SEC Obtains Final Judgments Against Two Family Office Executives Charged with Insider Trading
Litigation Release No. 25578 / November 16, 2022
Securities and Exchange Commission v. Charles Rustin Holzer, No. 22 Civ. 08342 (S.D.N.Y. filed September 30, 2022)
Securities and Exchange Commission v. Fernando Motta Moraes, No. 22 Civ. 08343 (S.D.N.Y. filed September 30, 2022)
On November 14, 2022, the United States District Court for the Southern District of New York entered a final consent judgment against Charles Rustin "Rusty" Holzer, a manager of a family office, whom the SEC previously charged with insider trading. On October 28, 2022, a final consent judgment was entered against Fernando Moraes, the former Chief Operating Officer of Holzer's family office, who was also previously charged with insider trading.

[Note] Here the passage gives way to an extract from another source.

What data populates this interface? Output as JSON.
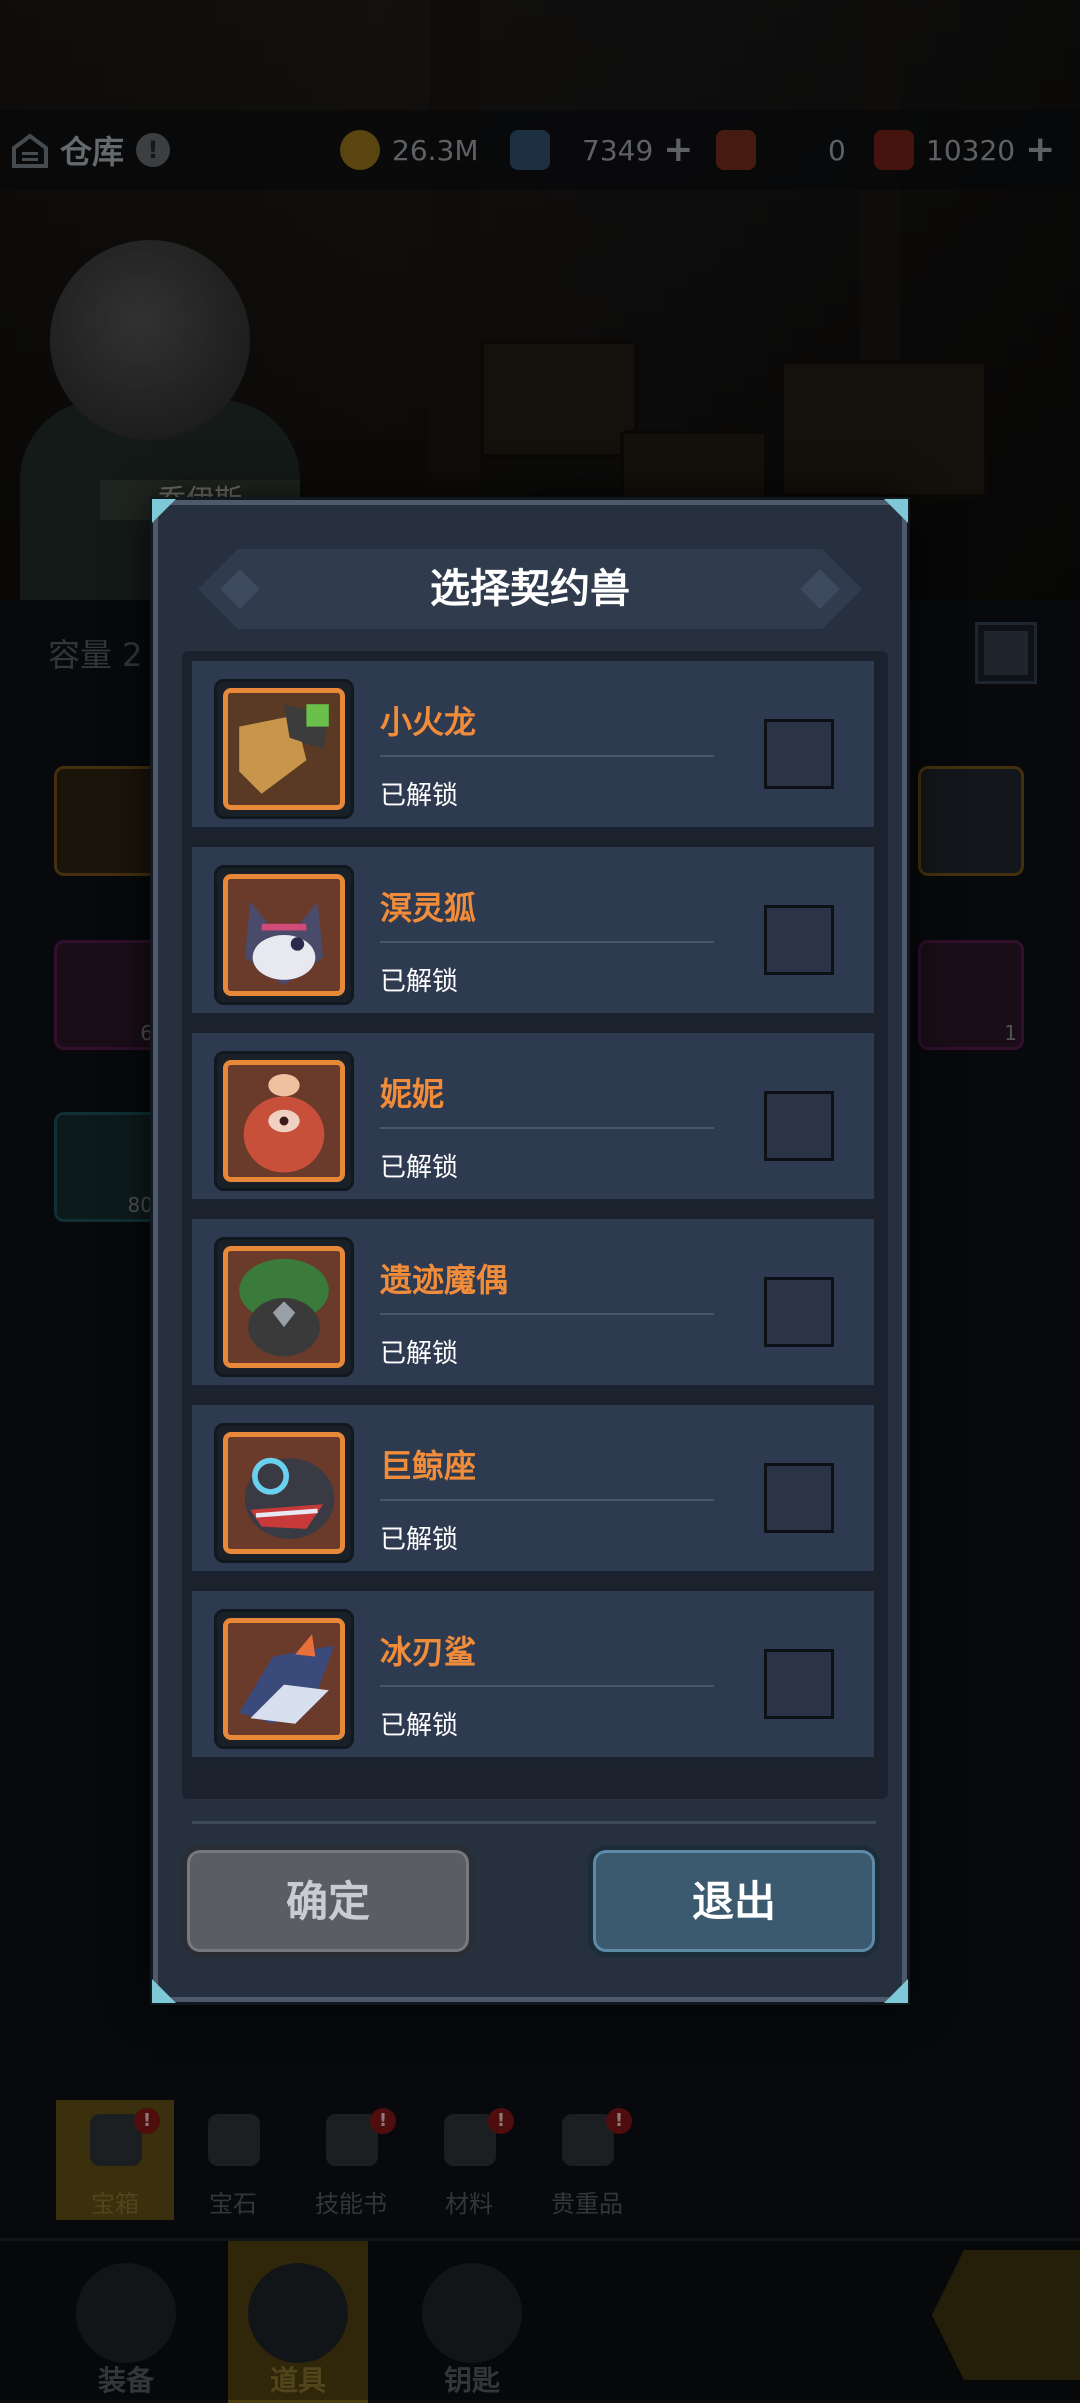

The SEC's complaints, filed on September 30, 2022, alleged that Holzer and Moraes traded in options of Dun & Bradstreet Corp. (NYSE: DNB) based on material nonpublic information ahead of the company's August 8, 2018 announcement that it had agreed to be acquired by a private investor group at a price of $145 per share, realizing ill-gotten profits of $96,091 and $8,842, respectively. The SEC alleged that Holzer and Moraes learned about the pending acquisition from a member of the investor group pursuant to a non-disclosure agreement, and that in addition to trading for themselves, Holzer and Moraes unlawfully tipped two other traders who realized profits of $672,000 and $65,332, respectively.
On October 4, 2022, Holzer consented, without admitting or denying the SEC's allegations, to a judgment in which he was permanently enjoined from violating Section 10(b) of the Securities Exchange Act of 1934 and Rule 10b-5 thereunder, and barred from acting as an officer or director of a public issuer. The final judgment entered on November 14, 2022 orders Holzer to pay disgorgement of $91,509 plus prejudgment interest of $14,217.67 and a civil penalty of $763,509.
Without admitting or denying the allegations, Moraes consented to the entry of a final consent judgment that permanently enjoins him from violating Section 10(b) and Rule 10b-5 of the Securities Exchange Act, orders him to pay disgorgement of $8,842 plus prejudgment interest of $1,647, and a civil penalty of $48,646, and bars him from acting as an officer or director of a public issuer.
The SEC's investigation was conducted by Derek Schoenmann and Elizabeth Baier of the New York Regional Office with assistance from Richard Hong of the Trial Unit. The investigation was supervised by Celeste Chase and Thomas P. Smith, Jr. Messrs. Hong and Schoenmann handled the litigation.